Tomorrow is our preschool orientation. The child and one parent go for an hour, do a couple crafts, meet the teacher and get familiar with the room. To say that I'm excited wouldn't be accurate. I'm elated that Zoe is ready to start this next stage of her life.
I've read many things my friends have written over the years about missing the baby stage or not being ready for the next stage. Maybe it is because I know this is my only chance to soak up every moment in Zoe's life or maybe some other reason, but I never mourn the passing of one chapter or the start of the next.
I loved the baby stage. All the cuddles and the naps. The naps were my favorite part! I loved seeing how much she grew each month. By the time the toddler stage came, I was so ready for it. I loved that she could communicate with me and started to show her sweet personality. I loved that I didn't have to carry her everywhere and she could eat what we ate. No more mixing formula or making sure we had some.
Now that we are out of the toddler stage and into the pre-school stage, I'm beyond ready. Zoe now tells me her stories. We do pretend play all the time. I actually think this is my favorite stage so far. She likes to play practical jokes and to tell jokes. She loves to sing and dance. She wants me to read to her and to tell her stories. I love hearing what's going through her mind. It's rarely what I think it is and usually incredibly funny.

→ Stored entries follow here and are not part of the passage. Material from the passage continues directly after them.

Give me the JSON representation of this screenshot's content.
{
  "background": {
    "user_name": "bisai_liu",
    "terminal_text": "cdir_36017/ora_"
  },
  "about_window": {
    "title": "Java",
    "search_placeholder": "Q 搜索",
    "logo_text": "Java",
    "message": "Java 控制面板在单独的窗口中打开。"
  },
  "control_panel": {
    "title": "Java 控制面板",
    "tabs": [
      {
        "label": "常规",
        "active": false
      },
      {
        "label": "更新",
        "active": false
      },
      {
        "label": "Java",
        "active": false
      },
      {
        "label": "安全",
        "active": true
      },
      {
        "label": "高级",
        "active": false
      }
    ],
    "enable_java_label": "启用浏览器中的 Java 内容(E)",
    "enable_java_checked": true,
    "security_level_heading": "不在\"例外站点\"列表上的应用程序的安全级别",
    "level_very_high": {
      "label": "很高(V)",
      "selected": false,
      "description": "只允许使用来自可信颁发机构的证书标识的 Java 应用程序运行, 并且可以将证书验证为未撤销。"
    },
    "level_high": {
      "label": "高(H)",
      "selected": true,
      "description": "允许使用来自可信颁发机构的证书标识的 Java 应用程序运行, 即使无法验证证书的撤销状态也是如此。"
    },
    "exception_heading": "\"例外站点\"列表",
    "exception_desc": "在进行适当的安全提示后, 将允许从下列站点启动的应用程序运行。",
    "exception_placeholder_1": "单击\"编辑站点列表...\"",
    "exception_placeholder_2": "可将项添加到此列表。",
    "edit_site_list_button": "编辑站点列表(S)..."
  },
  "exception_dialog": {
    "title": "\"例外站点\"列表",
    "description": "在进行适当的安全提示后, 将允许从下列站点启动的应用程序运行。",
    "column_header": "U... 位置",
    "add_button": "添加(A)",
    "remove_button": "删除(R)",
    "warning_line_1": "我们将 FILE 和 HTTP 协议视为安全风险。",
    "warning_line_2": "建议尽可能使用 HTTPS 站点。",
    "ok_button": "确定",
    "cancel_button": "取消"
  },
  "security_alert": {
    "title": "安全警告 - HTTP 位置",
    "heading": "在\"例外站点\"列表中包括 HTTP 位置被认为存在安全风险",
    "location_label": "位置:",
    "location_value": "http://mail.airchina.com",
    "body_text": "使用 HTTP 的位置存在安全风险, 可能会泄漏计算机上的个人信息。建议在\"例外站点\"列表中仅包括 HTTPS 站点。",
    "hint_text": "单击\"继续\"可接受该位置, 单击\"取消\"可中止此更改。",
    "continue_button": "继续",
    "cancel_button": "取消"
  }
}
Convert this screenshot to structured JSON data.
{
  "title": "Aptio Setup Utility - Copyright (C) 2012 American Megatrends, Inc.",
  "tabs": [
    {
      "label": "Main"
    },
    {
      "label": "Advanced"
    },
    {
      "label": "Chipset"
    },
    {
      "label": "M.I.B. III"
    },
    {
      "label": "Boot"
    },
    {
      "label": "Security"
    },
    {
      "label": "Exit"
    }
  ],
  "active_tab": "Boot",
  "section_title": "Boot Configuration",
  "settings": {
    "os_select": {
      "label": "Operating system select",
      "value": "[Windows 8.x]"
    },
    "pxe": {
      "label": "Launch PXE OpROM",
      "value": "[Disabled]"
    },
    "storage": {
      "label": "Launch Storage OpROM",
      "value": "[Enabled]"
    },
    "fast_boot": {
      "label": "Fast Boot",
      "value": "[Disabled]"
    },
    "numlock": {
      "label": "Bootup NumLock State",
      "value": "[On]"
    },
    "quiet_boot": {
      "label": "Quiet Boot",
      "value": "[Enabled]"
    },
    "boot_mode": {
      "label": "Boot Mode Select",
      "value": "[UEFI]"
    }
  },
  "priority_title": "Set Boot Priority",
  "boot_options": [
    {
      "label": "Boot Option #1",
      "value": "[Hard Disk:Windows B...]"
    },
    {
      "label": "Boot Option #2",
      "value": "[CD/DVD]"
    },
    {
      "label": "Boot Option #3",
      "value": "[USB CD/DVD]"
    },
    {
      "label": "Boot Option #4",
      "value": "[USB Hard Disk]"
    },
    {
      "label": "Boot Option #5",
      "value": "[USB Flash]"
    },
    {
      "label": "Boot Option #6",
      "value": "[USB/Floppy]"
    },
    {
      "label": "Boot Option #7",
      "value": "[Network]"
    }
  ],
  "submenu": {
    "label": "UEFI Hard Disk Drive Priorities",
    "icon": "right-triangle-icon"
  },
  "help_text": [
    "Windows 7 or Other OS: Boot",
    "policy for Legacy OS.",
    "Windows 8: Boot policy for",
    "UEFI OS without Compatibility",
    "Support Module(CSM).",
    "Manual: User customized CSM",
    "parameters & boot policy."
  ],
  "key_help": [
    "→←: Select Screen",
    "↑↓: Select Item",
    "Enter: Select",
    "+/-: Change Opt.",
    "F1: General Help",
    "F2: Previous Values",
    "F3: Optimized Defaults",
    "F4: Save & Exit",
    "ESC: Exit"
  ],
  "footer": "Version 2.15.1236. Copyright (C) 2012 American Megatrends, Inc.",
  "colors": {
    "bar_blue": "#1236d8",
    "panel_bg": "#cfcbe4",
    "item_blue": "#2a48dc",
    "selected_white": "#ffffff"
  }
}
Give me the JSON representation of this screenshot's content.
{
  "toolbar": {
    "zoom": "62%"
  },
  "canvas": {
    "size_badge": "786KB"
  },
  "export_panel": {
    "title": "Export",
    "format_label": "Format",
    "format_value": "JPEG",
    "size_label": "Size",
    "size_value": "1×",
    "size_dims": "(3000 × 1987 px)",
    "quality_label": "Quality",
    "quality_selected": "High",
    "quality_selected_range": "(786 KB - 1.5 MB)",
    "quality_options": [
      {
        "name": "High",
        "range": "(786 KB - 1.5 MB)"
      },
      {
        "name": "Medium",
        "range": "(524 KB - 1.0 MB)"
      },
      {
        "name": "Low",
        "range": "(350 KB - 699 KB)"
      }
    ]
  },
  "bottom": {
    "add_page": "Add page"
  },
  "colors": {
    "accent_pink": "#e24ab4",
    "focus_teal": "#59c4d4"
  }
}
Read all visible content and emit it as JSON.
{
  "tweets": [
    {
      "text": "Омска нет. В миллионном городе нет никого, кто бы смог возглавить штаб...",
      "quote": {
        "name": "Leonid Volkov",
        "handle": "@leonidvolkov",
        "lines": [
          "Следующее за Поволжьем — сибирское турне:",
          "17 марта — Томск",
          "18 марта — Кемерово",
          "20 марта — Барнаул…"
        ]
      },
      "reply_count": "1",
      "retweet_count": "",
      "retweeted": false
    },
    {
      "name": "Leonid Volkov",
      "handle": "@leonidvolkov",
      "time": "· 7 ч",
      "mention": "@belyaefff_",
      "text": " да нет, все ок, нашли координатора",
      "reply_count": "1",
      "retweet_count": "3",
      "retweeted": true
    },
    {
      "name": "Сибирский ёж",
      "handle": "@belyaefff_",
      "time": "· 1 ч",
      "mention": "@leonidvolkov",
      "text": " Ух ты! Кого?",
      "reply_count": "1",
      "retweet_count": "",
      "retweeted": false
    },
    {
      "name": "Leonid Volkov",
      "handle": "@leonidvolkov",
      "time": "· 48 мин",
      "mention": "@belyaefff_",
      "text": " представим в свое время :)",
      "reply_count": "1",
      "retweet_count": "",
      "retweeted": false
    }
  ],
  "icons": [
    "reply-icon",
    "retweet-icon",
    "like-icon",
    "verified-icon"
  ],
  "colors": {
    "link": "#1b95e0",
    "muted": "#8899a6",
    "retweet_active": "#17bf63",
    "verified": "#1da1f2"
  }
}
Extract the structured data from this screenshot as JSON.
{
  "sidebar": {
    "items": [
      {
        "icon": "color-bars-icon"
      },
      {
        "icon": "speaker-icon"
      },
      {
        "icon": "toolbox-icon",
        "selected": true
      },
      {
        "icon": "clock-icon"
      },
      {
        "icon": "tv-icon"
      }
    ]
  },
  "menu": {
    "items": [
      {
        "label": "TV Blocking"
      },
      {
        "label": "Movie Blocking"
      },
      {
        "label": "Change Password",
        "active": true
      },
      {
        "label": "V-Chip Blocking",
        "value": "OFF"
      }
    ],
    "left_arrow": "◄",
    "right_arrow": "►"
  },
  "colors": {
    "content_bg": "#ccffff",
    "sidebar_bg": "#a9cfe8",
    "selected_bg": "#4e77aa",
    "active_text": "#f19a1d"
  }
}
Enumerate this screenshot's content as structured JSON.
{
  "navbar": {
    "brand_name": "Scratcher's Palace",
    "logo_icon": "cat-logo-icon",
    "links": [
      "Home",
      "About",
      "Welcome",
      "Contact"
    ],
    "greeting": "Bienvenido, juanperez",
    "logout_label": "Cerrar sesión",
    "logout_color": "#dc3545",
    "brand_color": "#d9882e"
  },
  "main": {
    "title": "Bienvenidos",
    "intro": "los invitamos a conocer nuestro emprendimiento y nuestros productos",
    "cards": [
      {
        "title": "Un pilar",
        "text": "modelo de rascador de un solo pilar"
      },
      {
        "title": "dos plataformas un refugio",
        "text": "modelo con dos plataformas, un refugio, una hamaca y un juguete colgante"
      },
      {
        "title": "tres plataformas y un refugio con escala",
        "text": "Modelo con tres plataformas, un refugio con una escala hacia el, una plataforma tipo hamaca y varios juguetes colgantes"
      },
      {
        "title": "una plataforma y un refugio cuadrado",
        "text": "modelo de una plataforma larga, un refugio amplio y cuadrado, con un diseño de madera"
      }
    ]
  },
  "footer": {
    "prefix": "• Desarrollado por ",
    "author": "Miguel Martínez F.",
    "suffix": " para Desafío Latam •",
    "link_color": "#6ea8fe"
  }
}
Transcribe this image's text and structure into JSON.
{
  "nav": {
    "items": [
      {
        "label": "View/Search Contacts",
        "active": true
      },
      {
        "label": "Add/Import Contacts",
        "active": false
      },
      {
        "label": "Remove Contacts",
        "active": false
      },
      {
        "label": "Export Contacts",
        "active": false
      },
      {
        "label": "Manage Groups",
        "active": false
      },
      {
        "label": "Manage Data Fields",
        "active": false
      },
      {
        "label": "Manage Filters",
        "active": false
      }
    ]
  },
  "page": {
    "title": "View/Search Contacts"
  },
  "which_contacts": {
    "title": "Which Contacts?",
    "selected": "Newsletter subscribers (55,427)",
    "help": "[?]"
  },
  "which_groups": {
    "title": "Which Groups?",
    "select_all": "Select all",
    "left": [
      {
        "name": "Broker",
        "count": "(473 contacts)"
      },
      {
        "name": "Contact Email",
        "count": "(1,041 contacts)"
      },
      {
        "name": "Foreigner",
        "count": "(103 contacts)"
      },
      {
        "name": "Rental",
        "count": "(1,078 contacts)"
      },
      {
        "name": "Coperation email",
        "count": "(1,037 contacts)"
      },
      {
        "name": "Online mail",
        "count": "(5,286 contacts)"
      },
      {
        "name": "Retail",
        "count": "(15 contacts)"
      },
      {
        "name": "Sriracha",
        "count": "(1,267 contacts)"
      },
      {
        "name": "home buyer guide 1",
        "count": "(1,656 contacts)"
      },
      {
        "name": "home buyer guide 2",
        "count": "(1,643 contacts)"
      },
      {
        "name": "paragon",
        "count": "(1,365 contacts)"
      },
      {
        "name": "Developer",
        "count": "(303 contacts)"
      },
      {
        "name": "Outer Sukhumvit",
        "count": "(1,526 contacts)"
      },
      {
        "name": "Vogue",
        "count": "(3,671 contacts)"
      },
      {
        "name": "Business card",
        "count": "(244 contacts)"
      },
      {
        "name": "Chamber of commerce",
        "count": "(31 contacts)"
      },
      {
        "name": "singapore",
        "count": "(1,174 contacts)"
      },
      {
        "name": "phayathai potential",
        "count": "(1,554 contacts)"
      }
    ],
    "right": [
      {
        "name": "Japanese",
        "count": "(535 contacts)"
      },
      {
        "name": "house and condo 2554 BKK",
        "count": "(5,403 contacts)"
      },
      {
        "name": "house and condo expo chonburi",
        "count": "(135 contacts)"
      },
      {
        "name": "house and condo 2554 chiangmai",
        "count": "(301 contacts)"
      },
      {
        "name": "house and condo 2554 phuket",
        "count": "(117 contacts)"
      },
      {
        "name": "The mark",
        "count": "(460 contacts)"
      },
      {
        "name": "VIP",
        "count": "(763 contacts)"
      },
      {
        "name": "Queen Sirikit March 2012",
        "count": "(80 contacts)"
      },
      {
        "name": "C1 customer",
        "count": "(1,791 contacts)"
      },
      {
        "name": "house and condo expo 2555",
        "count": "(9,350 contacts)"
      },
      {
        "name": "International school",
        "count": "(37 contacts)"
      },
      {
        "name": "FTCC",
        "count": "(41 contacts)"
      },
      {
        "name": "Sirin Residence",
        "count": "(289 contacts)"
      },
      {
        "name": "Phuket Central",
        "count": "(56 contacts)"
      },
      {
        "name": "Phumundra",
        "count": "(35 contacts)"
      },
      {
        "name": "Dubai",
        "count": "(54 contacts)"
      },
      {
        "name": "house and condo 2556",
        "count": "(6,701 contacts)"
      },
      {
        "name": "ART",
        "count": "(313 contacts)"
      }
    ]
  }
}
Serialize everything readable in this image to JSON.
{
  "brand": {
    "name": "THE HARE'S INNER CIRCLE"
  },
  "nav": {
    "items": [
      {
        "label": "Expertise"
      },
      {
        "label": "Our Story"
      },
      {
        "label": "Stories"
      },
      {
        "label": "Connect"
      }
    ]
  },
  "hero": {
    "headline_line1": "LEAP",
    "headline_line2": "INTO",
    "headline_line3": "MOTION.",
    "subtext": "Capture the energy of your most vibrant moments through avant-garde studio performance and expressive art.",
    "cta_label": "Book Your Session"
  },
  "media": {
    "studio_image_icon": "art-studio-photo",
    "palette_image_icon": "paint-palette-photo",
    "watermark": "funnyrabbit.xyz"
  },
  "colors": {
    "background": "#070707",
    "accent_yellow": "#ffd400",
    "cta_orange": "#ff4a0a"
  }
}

With preschool a week away, I'm excited to see what this next stage will bring. I know it will include a whole new group of friends, new adventures, some tears and much laughter. Even though I loved the baby Zoe, over the last three years I've become completely smitten with this Zoe. She's the kid I always prayed she would be. While there may be tears at the first day of preschool, they will be tears of joy at just how far she's come.